Fish community structure in an intermittent river: the importance of environmental stability, landscape factors and within-pool habitat descriptors
L. S. Beesley A B C and J. Prince AA School of Animal Biology, The University of Western Australia, Crawley, WA 6009, Australia.
B Present address: Freshwater Ecology, The Arthur Rylah Institute for Environmental Research, Department of Sustainability and Environment, Heidelberg, Vic 3084, Australia.
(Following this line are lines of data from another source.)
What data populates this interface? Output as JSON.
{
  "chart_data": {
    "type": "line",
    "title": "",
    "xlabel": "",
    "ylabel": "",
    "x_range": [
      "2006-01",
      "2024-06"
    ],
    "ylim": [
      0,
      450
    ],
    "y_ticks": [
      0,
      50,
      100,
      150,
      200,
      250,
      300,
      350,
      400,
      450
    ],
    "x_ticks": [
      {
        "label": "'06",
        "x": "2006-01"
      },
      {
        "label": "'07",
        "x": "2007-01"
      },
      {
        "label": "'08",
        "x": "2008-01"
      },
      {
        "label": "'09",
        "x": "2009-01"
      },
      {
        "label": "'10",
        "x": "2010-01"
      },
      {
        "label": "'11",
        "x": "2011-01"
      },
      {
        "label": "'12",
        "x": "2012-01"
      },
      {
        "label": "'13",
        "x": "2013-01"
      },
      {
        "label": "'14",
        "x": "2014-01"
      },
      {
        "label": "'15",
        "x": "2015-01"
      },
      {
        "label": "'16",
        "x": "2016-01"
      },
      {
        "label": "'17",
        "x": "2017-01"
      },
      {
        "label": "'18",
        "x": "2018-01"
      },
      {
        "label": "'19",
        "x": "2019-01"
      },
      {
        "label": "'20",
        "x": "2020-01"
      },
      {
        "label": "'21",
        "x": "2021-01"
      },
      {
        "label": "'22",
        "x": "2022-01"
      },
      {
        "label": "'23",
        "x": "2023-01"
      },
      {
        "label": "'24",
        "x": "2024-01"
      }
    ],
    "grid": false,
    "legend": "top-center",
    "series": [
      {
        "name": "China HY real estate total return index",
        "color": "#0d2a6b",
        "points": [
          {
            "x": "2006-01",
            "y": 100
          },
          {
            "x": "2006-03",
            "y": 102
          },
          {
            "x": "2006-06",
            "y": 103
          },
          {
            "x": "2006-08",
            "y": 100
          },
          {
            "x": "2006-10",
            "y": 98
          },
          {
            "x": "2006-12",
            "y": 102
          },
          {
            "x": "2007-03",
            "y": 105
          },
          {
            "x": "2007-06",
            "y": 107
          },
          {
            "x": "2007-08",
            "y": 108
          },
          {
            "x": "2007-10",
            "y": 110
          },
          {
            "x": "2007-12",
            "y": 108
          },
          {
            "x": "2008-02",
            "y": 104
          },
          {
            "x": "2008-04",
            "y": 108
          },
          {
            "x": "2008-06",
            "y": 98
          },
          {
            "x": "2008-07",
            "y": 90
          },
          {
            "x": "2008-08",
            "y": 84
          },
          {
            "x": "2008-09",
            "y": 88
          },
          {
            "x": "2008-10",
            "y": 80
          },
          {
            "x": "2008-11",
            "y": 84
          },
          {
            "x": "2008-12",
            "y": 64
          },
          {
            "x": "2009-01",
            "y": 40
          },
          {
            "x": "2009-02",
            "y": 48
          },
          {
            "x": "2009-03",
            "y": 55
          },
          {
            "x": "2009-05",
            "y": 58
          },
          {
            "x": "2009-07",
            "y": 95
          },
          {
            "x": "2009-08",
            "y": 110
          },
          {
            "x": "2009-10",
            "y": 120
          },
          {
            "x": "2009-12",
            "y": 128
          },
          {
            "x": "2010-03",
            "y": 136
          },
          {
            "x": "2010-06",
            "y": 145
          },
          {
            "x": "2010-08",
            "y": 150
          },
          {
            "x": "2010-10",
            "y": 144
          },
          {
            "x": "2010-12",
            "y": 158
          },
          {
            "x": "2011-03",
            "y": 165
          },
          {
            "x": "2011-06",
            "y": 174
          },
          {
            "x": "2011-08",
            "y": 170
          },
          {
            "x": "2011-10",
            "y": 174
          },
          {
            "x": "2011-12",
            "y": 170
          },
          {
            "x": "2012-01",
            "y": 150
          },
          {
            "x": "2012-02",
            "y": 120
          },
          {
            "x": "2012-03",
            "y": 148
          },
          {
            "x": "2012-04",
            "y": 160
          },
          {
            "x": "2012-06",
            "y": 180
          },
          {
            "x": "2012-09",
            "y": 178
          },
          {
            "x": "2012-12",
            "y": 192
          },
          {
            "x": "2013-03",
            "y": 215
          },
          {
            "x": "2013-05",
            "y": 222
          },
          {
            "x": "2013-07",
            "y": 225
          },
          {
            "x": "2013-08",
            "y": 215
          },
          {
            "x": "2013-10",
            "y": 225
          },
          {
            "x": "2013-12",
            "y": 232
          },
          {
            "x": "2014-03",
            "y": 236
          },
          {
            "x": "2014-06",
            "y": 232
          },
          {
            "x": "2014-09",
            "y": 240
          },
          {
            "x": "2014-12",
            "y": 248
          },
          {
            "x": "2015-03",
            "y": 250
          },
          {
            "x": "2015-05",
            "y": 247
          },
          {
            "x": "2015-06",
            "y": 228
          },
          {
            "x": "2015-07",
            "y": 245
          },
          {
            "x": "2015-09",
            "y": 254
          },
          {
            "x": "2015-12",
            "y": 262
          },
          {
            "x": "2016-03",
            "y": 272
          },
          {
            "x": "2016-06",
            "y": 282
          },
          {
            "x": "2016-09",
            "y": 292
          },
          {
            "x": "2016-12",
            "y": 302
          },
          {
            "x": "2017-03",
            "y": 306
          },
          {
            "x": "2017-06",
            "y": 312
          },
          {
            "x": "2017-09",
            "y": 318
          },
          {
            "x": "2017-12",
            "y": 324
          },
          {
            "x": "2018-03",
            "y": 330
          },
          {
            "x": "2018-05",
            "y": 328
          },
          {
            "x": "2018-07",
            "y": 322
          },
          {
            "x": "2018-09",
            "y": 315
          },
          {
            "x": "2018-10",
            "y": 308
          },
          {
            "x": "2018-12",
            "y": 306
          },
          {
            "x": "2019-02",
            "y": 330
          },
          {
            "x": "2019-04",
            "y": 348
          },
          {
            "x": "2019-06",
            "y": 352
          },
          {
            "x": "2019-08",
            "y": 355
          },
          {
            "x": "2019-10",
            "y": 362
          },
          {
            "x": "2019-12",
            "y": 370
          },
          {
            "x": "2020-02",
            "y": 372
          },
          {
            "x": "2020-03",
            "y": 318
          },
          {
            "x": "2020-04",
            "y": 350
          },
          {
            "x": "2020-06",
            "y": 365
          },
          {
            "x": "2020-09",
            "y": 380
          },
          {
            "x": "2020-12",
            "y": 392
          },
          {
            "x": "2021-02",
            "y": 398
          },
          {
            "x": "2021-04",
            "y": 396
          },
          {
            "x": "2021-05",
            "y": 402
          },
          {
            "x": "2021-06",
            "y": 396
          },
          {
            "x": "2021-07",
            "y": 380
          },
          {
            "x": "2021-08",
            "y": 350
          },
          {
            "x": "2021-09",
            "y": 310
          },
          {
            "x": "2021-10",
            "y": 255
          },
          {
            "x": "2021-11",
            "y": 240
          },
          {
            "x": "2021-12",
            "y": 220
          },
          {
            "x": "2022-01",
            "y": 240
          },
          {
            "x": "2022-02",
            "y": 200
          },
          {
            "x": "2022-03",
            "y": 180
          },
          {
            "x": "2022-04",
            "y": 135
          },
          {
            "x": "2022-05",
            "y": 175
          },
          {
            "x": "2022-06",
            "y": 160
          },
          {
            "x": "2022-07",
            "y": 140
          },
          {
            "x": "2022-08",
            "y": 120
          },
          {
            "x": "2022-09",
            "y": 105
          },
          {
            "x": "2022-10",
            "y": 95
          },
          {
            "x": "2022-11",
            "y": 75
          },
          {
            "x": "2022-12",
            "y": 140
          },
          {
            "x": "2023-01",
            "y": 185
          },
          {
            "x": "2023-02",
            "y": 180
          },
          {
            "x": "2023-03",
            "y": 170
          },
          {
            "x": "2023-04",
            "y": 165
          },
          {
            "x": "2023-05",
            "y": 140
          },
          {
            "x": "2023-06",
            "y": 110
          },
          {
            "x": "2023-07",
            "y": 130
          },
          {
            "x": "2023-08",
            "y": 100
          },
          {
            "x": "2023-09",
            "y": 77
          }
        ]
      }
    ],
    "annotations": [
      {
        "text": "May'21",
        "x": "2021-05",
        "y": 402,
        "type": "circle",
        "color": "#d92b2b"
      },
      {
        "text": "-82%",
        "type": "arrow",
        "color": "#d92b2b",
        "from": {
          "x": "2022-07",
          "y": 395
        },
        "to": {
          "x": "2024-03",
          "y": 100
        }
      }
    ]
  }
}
C Corresponding author. Email: leah.beesley@dse.vic.gov.au
Marine and Freshwater Research 61(5) 605-614 https://doi.org/10.1071/MF09137
Submitted: 11 June 2009 Accepted: 17 November 2009 Published: 28 May 2010
Abstract
In rivers worldwide, hydrological persistence and variability (i.e. environmental stability) typically parallel longitudinal changes in habitat. This interaction complicates determination of the hierarchy of mechanisms that structure fish communities along rivers. In this study, we examined fish species richness and presence–absence in pools of an intermittent river system containing underground water storages (Fortescue River, north-west Australia), a system that was predicted to uncouple this relationship. Stability, measured by pool persistence, was unrelated to a pool's maximum depth or its position in the catchment, indicating partial decoupling. However, pool stability remained correlated with habitat diversity and log-transformed surface area. Model selection indicated that species richness was better described by pool stability and the landscape factor stream order than by within-pool habitat descriptors. Permanent pools low in the catchment contained more species than unstable pools in headwater streams. We conclude that the distribution of fish in the Fortescue River is shaped predominantly by processes of extirpation and re-colonisation. Management efforts in this river and similar intermittent systems should focus on the preservation of refuge pools, and limit the construction of barriers that limit dispersal.
Additional keywords: assemblage organisation, dispersal, extinction/re-colonisation, hydroperiod, Pilbara, stream.
Acknowledgements
This research was part of a doctoral dissertation carried out at the School of Animal Biology (formerly Zoology) at the University of Western Australia (UWA). Funding was provided principally by Land and Water Australia. The River Basin Management Society also kindly contributed. We thank Peter M. Davies (UWA), Peter Kendrick (Department of Environment and Conservation) and Mark Meekan (Australian Institute of Marine Science) for their supervision; and thank Isaac Schlosser, Kirk Winemiller and William Matthews for their critical appraisal of this research when it was in thesis format. We also thank Andrew Boulton and two anonymous reviewers whose constructive comments improved the manuscript. This research was carried out under animal ethics approval, AEC #00/100/080.